Nous ne pouvons que nous féliciter de la censure de ce nouvel impôt Sarkozy repeint en vert.

Dès août 2009, Ségolène Royal ainsi que Désirs d’avenir, et Jeunes d'avenir – <http://jeunesdavenir63.over-blog.com/article-35725959.html> –, ont rompu le consensus mou qui régnait autour de cette nouvelle taxe qui allait peser sur les ménages. Nous critiquions alors à l'époque une taxe « écologiquement inefficace et économiquement injuste ». Or, et malgré les insultes de démagogue ou de folle qu'a eu à endurer Ségolène Royal et son équipe il y a six mois – par les mêmes personnes qui aujourd'hui se réjouissent de la censure –, ce sont ces deux arguments qui ont été choisi par les Sages pour censurer le dispositif. En effet, celui-ci présentait beaucoup trop d'exemptions pour être efficace et juste, puisque selon le Conseil, « 93 % des émissions d'origine industrielle, hors carburant » n'auraient pas été taxés. Ainsi, étaient totalement exonérés les « centrales thermiques produisant de l'électricité, les émissions des 1.018 sites industriels les plus polluants » (raffineries, cimenteries, cokeries...), les transports aérien et routier de voyageurs. Encore une fois, ce sont les ménages qui auraient été alors essentiellement mis à contribution.
Nous, Jeunes d'avenir, ne croyons pas à une écologie punitive qui sanctionne le citoyen lambda qui n'a pas d'autres moyens pour travailler que de prendre sa voiture – le « Travailler plus pour gagner plus. » se transformerait alors en « Gagner plus pour pouvoir aller travailler ! ». Nous croyons à une fiscalité écologique qui, au contraire, encourage les produits verts et pénalise lourdement les produits les plus polluants, mais à la condition que des alternatives vertes existent à ces produits polluants ; c'est le cas du chauffage par exemple mais pas du transport tant qu'un réseau de transports en commun dense ne sera pas effectif ou tant que les Français n'auront pas accès à des véhicules propres électriques.

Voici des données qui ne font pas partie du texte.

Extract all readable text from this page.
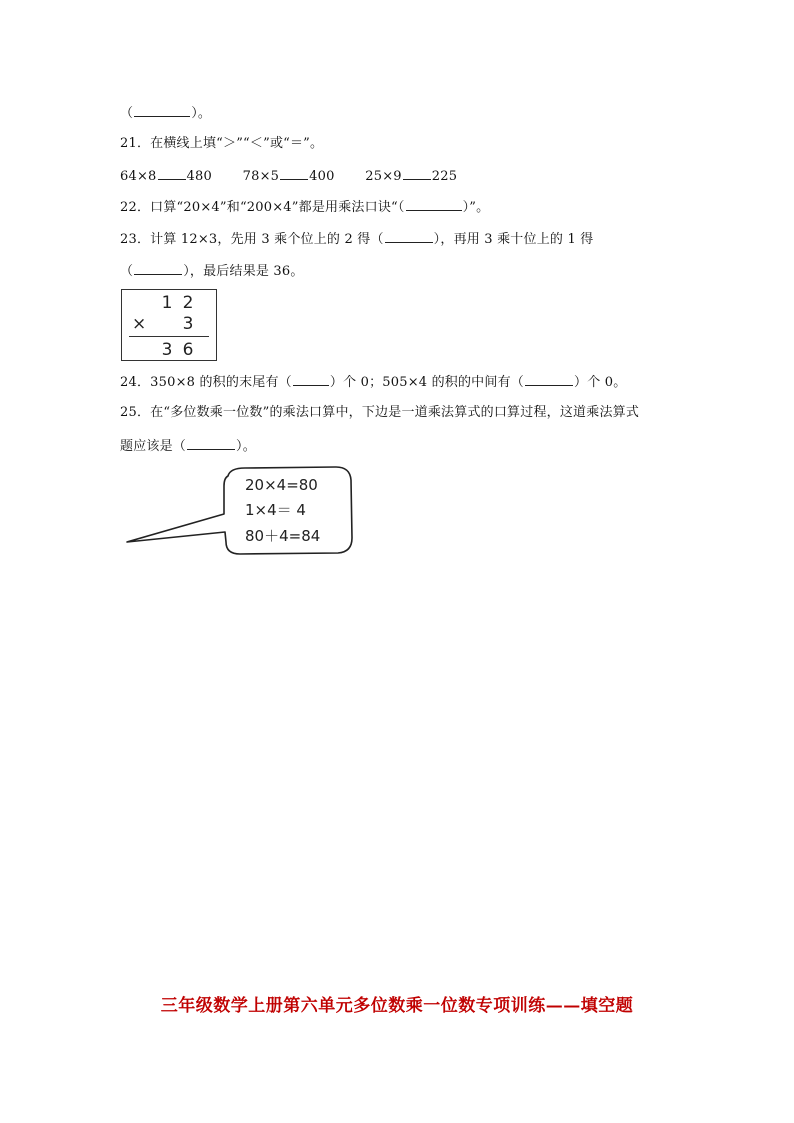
（	）。
21．在横线上填“＞”“＜”或“＝”。
64×8 480 78×5 400 25×9 225
22．口算“20×4”和“200×4”都是用乘法口诀“（	）”。
23．计算 12×3，先用 3 乘个位上的 2 得（	），再用 3 乘十位上的 1 得
（	），最后结果是 36。
1 2
× 3
3 6
24．350×8 的积的末尾有（	）个 0；505×4 的积的中间有（	）个 0。
25．在“多位数乘一位数”的乘法口算中，下边是一道乘法算式的口算过程，这道乘法算式
题应该是（	）。
20×4=80
1×4＝ 4
80＋4=84
三年级数学上册第六单元多位数乘一位数专项训练——填空题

Il est cependant urgent de mettre en place une véritable fiscalité écologique en France. Il est temps de mettre en place un vrai débat national, non effectué à la va vite comme semble vouloir le faire le gouvernement, sur la fiscalité écologique pour que la France mène avec brio la révolution environnementale que nous appelons de nos vœux. Ainsi, et dans le cadre de ce débat, nous proposons de privilégier les taxes sur les gros industriels plutôt que sur les ménages. Il est également essentiel de baisser la TVA sur les produits propres et de l'augmenter sur ceux qui ne le sont pas, à condition que l'alternative existe. Ce système se rapprocherait d'un système de bonus-malus vert. Enfin, l'État doit se montrer judicieux et audacieux en misant sur l'avenir et en privilégiant les industries de demain plutôt que de vouloir à tous prix aider les industries vieillissantes et hautement polluantes comme c'est le cas dans le plan de relance. Si nous voulons repartir du bon pied après cette crise, n'ajustons pas seulement nos comportements. Il s'agit de changer de modèle !



Commentaires
Parce que la mise en place d'une écologie non punitive est possible???
LA BLAGUE
il faut taxer pour que les gens arrêtent de polluer. Ecolo et de gauche, je suis d'accord avec cette proposition.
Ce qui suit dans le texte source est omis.